Der Polizist stand etwas abseits in dem unangenehm weißen Untersuchungsraum. Diskret wandte er den Blick von Arzt und Patientin ab, wirkte aber ungeduldig.

«Okay, Lee, ich muss Sie jetzt untersuchen», sagte Dr. Carter und nahm sein Stethoskop zur Hand.

«Nein!» Die Antwort kam etwas zu energisch. Lee war schlagartig wieder da. Das hier war ihr alles entschieden zu offiziell.

«Nein, bitte, es geht mir gut. Das ist nicht mein Blut», wehrte sie den Arzt ab. «Wie geht es diesem Mann?», fuhr sie etwas ruhiger fort.

Dr. Carter warf Officer Greenfield einen kurzen Blick zu. «Er wird gerade operiert, aber es sieht gut aus.»

«Kennen Sie den Verwundeten?», fragte nun der Polizist.

«Er wird also überleben?» Lee sprach weiterhin mit dem Arzt und überhörte die Frage des Polizisten. Er lebte also noch. Sie fühlte sich erleichtert, doch nur einen Moment später füllte sich ihr Inneres schon wieder mit bleierner Schuld.

«Ja, er wird es vermutlich überleben. Kennen Sie ihn?», wiederholte nun Dr. Carter die Frage.

«Nein, ich kenne ihn nicht. Wieso ist das wichtig?» Fragend sah sie Dr. Carter an und ignorierte Officer Greenfield. Sie konnte Polizisten einfach nicht ausstehen. Dr. Carter hingegen wirkte sehr freundlich. Er hatte ein nettes Gesicht und eine angenehme Art, mit ihr zu sprechen.

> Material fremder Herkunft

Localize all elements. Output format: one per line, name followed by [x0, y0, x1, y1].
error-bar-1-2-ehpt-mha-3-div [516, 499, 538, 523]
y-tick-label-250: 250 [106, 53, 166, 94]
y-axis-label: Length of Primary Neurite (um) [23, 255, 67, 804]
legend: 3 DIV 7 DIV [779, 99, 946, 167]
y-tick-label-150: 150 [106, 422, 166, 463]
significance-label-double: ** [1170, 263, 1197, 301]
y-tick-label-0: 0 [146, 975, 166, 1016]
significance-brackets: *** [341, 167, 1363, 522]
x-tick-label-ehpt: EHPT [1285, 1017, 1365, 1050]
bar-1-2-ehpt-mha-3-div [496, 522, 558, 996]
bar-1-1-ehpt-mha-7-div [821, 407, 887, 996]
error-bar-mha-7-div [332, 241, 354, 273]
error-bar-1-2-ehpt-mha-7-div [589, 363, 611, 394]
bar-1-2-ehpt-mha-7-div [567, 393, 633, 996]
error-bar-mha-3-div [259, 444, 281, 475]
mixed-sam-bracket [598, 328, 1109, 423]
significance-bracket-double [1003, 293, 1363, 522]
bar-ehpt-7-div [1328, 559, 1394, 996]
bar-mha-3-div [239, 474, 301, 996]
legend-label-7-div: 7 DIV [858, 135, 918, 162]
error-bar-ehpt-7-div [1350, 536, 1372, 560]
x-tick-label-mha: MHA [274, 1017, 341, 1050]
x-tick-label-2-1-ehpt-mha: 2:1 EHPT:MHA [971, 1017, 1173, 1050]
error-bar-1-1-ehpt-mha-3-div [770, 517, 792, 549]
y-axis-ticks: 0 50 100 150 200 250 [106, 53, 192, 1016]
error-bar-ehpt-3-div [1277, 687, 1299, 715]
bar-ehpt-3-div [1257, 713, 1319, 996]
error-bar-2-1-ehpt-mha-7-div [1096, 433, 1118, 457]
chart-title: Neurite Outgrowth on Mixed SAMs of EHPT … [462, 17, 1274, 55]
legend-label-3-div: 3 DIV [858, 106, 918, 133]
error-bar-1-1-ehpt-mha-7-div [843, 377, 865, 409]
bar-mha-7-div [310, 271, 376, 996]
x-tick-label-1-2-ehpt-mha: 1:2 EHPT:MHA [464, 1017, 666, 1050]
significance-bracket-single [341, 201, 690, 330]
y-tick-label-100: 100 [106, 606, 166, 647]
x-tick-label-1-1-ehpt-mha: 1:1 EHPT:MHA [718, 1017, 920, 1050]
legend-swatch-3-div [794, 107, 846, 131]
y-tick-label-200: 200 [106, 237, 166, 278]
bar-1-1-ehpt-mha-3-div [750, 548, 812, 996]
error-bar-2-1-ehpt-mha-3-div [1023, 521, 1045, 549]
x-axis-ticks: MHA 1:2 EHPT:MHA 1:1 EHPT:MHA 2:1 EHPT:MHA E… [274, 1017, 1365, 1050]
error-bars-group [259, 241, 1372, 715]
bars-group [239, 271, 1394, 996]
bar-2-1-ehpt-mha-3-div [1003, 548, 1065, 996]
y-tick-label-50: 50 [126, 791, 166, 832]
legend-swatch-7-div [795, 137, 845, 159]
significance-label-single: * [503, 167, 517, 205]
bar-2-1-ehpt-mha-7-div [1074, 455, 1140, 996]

«Sind Sie sicher?», mischte sich der Officer nun wieder in das Gespräch mit ein und machte dabei einen Schritt auf sie zu.

Was für eine dämliche Frage, dachte Lee und fühlte sich zunehmend unwohl. «Natürlich bin ich sicher. Ich kam gerade aus dem Club, sah ihn am Boden liegen und bin direkt zu ihm hingelaufen. Was soll die Frage?» Ihre Stimme klang leicht erbost. Sie wiederholte sich nicht gerne.

«Officer Greenfield möchte nur genauere Informationen zu den Ereignissen des heutigen Abends. Verstehen Sie das?», versuchte Dr. Carter sie zu beschwichtigen.

Lee sah ihn an und nickte. Sie strich sich das Haar aus der Stirn und atmete durch. «Ja, das verstehe ich.»

«Sie wissen also nicht, um wen es sich bei dem Schussopfer handelt?», fragte nun Officer Greenfield in etwas milderem Ton. Er schien ihre Ablehnung spüren zu können.

«Ich sag es Ihnen gerne noch mal: Nein, ich kenne diesen Mann nicht. Habe ihn nie zuvor gesehen.» Jetzt, wo sie wieder vollständig bei sich angekommen war, ärgerte sie sich über ihr eigenes Verhalten. Warum war sie nicht einfach weggelaufen? Was hatte sie sich bloß gedacht? Sie hätte längst zu Hause in ihrem Bett liegen können. Aber der Mann wäre vielleicht gestorben, wenn sie nicht geholfen hätte.